An emotional affair can be more damaging than a physical affair. You did this in the honeymoon phase of the marriage. 

You need to give him space and accept that he may want to end this. How can he trust you when the real marriage and labor of love kicks in? You are in the stage where it should have come easy to love him alone.


----------



## s.k (Feb 27, 2010)

You hurt him really bad having an emotional affair is a hard thing to get over. It will make the oither person feel useless and unworthy.

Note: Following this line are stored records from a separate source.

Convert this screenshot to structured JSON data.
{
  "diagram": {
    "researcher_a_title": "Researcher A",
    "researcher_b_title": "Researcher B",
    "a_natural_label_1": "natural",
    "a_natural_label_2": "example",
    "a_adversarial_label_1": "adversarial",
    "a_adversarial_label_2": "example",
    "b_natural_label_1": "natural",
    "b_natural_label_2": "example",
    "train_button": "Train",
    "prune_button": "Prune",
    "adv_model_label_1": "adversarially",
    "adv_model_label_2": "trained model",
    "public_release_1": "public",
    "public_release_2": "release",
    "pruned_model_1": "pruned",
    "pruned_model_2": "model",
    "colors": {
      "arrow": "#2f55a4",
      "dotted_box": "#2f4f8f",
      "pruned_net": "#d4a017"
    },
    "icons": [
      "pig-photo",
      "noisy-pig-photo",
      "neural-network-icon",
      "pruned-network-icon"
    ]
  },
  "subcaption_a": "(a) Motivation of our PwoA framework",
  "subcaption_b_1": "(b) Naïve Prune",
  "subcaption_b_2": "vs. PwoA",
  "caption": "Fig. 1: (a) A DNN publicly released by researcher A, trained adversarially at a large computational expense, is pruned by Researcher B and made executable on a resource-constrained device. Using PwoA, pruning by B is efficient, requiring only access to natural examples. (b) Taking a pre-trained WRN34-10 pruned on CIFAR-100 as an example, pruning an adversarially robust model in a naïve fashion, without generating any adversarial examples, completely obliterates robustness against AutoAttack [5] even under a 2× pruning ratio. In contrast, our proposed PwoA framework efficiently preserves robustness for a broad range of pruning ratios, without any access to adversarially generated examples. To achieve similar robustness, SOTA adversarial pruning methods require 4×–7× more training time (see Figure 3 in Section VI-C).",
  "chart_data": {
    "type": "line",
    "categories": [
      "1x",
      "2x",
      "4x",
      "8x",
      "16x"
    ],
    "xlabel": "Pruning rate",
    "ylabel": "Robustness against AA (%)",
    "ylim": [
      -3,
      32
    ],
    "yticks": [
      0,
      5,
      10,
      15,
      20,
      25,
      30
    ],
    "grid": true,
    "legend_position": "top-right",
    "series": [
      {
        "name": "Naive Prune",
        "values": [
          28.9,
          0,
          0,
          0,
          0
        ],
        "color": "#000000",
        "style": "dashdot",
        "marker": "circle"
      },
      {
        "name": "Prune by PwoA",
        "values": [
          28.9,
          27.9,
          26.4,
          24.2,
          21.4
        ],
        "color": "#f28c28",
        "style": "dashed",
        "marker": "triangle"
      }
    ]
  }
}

I think you need ot give him his space but send him a text to let him know that you love him and that you made a mistake andit wont happen again also you understand that he needs time to think if that doesnt work then you both need to sit down and talk and see where your marriage goes from there.


----------



## accept (Dec 1, 2011)

If his family are also against you, you will have a hard job. *He has never been the type of person that misses something or initiates things.* That means you had problems before. Maybe you were nagging him and he sees this as a way out. I dont think its the affair what you have to convince him with was a mistake, but the way the marriage was before that. Try and tell him how you will improve it.


----------



## exitor98 (Jan 9, 2012)

You brought this on yourself.


----------



## stoomey74 (Sep 20, 2009)

Even though she brought it on herself we should still help her. Any more thoughts? I have nothing but I am probably relating to her husband more.


----------



## Jellybeans (Mar 8, 2011)

How did your husband find out???

Really, all you can do is hope for the best and prepare for the worst. The ball is completely in his court.

He knows you want him back and he hasn't been receptive to him. Maybe you could write him a letter. Oh and a no brainer: cutting off all contact with the man you cheated with.


----------



## exitor98 (Jan 9, 2012)

I guess what I can't figure out is what made you think that having the relationship with this other guy could possibly be a good idea.

I wish you luck though.


----------